An important difference with the stripping is that for the HLT, all the decisions are present, even if they are false. Copy the advance function to advance_hlt, make it work on HLT decisions and make sure it really checks the decision. This can be done using the decision member function of a DecReport. Note that all names in the reports end with Decision.

reports = evt['Hlt1/DecReports']
report = reports.decReport('Hlt1TrackAllL0Decision')
print report.decision()

The HLT1 selections that are most efficient for hadronic charm and beauty decays in Run 2 are called Hlt1TrackMVA and Hlt1TwoTrackMVA. Use the advance function to find an event that was accepted by either of these trigger selections.

The DecReports only contains the decisions for each line, 1 or 0. The candidates themselves are stored in the SelReports ("Hlt{1,2}/SelReports").

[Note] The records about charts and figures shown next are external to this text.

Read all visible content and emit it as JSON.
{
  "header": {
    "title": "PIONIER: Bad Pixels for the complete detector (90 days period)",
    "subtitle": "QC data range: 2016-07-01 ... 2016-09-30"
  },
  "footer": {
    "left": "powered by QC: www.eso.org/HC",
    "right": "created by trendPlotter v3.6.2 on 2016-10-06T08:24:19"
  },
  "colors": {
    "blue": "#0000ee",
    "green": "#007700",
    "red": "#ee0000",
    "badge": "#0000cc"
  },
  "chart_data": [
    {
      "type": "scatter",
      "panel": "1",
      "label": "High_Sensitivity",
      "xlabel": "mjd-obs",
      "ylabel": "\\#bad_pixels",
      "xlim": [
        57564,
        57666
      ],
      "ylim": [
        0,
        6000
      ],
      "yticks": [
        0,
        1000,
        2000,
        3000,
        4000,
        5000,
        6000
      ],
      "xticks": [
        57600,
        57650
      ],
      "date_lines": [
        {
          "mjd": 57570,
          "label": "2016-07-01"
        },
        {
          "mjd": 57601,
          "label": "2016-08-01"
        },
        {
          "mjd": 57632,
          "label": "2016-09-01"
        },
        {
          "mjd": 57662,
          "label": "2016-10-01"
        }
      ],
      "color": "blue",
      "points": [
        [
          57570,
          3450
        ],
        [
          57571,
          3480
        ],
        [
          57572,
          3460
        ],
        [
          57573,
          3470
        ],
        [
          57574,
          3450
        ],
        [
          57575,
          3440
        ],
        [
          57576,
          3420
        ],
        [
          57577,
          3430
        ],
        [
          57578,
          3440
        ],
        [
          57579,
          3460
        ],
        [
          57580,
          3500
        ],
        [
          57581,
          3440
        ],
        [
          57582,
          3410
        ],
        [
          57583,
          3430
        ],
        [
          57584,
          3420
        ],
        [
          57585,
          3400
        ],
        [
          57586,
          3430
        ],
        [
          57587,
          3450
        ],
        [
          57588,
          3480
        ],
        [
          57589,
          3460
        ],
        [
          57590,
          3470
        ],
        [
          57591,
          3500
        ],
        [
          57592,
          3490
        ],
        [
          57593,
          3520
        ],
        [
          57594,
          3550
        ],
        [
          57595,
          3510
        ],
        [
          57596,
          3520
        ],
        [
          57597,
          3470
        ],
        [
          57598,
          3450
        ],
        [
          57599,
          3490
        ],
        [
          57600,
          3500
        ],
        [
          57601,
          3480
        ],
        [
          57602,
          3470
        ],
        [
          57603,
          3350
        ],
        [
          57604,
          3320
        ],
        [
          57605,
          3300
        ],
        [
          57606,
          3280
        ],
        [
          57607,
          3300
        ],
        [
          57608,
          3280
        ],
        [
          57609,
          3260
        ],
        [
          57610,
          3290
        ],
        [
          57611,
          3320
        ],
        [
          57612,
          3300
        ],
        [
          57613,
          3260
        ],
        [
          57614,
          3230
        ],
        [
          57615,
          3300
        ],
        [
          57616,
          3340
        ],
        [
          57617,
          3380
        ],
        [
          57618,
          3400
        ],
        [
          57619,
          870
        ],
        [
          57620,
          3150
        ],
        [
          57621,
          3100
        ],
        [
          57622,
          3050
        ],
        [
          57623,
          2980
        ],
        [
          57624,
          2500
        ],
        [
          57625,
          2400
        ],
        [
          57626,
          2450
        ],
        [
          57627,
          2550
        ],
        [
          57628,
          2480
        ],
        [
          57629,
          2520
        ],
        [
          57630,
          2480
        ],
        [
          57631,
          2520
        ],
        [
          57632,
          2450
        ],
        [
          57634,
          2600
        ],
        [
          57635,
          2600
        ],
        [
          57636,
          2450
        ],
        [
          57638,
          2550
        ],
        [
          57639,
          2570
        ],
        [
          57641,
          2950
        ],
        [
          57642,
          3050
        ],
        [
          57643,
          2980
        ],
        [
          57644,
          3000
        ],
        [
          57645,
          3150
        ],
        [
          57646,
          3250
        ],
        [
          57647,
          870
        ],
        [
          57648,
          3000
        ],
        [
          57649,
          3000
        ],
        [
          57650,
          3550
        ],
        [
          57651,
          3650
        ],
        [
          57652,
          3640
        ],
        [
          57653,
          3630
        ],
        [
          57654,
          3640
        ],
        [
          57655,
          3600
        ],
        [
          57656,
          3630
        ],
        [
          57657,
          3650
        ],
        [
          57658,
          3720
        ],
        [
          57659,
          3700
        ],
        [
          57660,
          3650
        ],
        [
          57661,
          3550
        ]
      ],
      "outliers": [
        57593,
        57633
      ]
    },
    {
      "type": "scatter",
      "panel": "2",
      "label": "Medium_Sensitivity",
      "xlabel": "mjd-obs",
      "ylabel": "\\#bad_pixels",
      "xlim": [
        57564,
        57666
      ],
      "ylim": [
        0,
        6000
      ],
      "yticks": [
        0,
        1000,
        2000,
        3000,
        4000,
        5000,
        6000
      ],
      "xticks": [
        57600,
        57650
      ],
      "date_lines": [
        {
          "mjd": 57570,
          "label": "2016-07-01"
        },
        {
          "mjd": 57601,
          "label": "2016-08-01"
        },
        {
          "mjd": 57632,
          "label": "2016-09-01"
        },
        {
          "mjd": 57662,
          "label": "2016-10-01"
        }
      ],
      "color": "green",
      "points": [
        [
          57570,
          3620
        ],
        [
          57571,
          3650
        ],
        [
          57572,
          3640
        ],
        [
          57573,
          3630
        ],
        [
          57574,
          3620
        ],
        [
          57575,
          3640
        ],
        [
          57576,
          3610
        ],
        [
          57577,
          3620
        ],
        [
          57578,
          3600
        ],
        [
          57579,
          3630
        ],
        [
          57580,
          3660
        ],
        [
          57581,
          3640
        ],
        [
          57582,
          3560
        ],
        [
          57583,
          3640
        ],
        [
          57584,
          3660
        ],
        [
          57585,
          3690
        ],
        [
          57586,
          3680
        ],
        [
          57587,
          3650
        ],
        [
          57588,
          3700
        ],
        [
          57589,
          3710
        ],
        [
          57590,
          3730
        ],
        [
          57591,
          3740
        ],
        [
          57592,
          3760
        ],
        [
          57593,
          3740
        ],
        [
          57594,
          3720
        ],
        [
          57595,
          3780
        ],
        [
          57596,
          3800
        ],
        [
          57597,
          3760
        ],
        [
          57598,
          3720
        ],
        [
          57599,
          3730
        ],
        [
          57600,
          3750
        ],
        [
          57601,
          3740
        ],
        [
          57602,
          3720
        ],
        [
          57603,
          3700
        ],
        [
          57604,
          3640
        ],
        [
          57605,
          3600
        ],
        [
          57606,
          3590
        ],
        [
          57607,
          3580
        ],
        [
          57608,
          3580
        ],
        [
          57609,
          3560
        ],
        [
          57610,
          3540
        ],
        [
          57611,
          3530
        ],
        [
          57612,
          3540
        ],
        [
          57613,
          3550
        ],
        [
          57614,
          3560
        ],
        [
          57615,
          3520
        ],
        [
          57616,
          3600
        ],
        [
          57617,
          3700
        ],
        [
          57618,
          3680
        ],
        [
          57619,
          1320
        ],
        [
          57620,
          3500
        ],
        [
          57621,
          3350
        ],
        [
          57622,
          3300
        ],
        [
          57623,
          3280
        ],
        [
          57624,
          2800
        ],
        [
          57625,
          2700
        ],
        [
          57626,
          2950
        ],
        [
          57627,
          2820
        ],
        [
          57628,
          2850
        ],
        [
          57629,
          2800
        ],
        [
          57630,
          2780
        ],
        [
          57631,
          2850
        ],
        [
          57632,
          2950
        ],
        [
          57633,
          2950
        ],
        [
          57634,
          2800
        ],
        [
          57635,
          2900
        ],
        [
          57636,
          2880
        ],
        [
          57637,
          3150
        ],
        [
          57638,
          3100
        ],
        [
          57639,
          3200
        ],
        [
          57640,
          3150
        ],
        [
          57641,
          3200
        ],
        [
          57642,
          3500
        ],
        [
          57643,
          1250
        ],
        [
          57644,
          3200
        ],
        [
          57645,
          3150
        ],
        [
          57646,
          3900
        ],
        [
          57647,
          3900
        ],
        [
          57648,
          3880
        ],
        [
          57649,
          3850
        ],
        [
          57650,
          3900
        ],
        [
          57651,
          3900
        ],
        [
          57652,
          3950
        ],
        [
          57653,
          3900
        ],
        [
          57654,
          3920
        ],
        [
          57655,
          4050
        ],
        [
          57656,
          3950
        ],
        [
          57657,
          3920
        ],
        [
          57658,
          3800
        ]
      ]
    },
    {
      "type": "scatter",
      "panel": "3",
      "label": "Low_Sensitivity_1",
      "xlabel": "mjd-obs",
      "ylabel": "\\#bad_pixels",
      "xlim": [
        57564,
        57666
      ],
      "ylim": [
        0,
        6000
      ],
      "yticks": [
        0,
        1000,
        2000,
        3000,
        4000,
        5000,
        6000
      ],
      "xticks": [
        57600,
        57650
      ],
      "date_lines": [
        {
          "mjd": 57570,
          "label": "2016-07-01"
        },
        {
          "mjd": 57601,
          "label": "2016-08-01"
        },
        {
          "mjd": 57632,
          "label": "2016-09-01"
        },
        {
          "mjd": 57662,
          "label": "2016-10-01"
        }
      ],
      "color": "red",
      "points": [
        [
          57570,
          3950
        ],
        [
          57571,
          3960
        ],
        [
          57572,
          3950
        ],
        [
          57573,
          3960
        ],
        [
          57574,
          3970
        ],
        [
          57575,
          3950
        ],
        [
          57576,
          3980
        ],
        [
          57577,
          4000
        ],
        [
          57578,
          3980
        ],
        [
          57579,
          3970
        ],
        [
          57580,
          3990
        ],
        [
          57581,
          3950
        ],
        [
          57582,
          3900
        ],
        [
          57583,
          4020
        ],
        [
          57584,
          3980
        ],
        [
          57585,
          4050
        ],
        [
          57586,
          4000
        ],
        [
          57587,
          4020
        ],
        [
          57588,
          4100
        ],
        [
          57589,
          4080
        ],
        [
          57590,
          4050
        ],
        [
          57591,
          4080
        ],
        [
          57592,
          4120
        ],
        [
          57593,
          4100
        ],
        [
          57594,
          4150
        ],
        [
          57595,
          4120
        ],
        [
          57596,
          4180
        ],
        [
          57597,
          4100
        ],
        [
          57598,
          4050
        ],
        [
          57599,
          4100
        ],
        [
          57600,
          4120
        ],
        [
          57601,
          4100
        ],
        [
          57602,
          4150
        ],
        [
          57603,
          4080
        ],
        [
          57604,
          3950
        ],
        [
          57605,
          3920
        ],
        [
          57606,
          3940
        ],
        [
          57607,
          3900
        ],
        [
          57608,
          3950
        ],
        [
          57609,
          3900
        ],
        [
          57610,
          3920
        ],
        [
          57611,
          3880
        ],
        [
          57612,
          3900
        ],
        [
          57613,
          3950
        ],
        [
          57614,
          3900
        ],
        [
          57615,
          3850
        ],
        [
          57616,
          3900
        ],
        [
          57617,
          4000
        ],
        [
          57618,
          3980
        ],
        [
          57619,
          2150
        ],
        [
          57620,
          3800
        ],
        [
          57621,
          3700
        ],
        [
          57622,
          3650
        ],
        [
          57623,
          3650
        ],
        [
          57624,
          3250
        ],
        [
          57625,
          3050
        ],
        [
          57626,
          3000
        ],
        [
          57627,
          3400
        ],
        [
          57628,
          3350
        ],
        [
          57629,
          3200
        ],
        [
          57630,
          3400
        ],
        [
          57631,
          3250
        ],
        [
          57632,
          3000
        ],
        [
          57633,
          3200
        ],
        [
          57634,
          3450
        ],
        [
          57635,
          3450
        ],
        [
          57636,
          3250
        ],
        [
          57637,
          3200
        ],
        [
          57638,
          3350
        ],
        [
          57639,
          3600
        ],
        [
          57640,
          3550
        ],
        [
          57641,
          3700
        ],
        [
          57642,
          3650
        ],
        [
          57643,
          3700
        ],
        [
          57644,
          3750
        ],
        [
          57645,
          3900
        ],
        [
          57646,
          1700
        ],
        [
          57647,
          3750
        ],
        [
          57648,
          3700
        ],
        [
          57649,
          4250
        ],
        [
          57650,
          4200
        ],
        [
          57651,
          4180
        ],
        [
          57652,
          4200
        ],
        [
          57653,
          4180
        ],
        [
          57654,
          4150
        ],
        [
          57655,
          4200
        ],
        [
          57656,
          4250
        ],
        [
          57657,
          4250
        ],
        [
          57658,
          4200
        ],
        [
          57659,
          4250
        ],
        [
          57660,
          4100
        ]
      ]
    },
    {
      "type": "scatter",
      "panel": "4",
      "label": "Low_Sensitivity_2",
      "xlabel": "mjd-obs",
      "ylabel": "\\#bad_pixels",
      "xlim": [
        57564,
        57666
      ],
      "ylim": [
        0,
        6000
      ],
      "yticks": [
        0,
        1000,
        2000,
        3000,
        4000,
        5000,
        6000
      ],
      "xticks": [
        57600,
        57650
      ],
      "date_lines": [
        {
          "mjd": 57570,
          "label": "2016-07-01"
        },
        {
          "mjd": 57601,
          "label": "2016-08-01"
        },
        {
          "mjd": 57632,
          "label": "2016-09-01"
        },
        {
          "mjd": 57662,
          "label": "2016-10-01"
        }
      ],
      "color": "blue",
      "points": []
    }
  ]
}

Get the HLT1 SelReports from the event store and retrieve the one for one of the TrackMVA selections using the selReport function, analogously to how the DecReport was retrieved above.

The SelReports store candidates in a tree of sub-structures, which can be accessed using the substructure member funtion of a report. Any SelReport has at least one level of sub-structure. The sub-structure is internally stored in SmartRefs, which can be dereferenced using their "data" method. Let's have a look at a SelReport for a TrackMVA selection.

reports = evt['Hlt1/SelReports']
report = reports.selReport('Hlt1TrackMVADecision')
print report
report.substructure().size()
report.substructure()[0].substructure().size()
report.substructure()[0].substructure()[0]
report.substructure()[0].substructure()[0].data()

In addition to the LHCbIDs, some numbers are also stored, such as the momentum of the track. These are stored in the numerical info dictionary that can be retrieved using:

report.substructure()[0].substructure()[0].numericalInfo()

Plot the transverse momentum distribution {.challenge}

Make a plot of the total and transverse moment distributions of all candidates accepted by the Hlt1TrackMVA selection. Then add Hlt1TwoTrackMVA and consider the difference.

The LHCbIDs of the (in this case) track can be retrieved using:

report.substructure()[0].substructure()[0].lhcbIDs()

Turbo candidates {.challenge}

Now let's have a look at the same information that is stored for a candidate created by a Turbo line, for example Hlt2CharmHadDsp2KS0PimPipPip_KS0LLTurbo. Adapt the advance_hlt with an additional argument that allows specification of the location of DecReports it uses, then advance to an event that was selected by Hlt2CharmHadDsp2KS0PimPipPip_KS0LLTurbo, retrieve its SelReport and have a look at what's stored.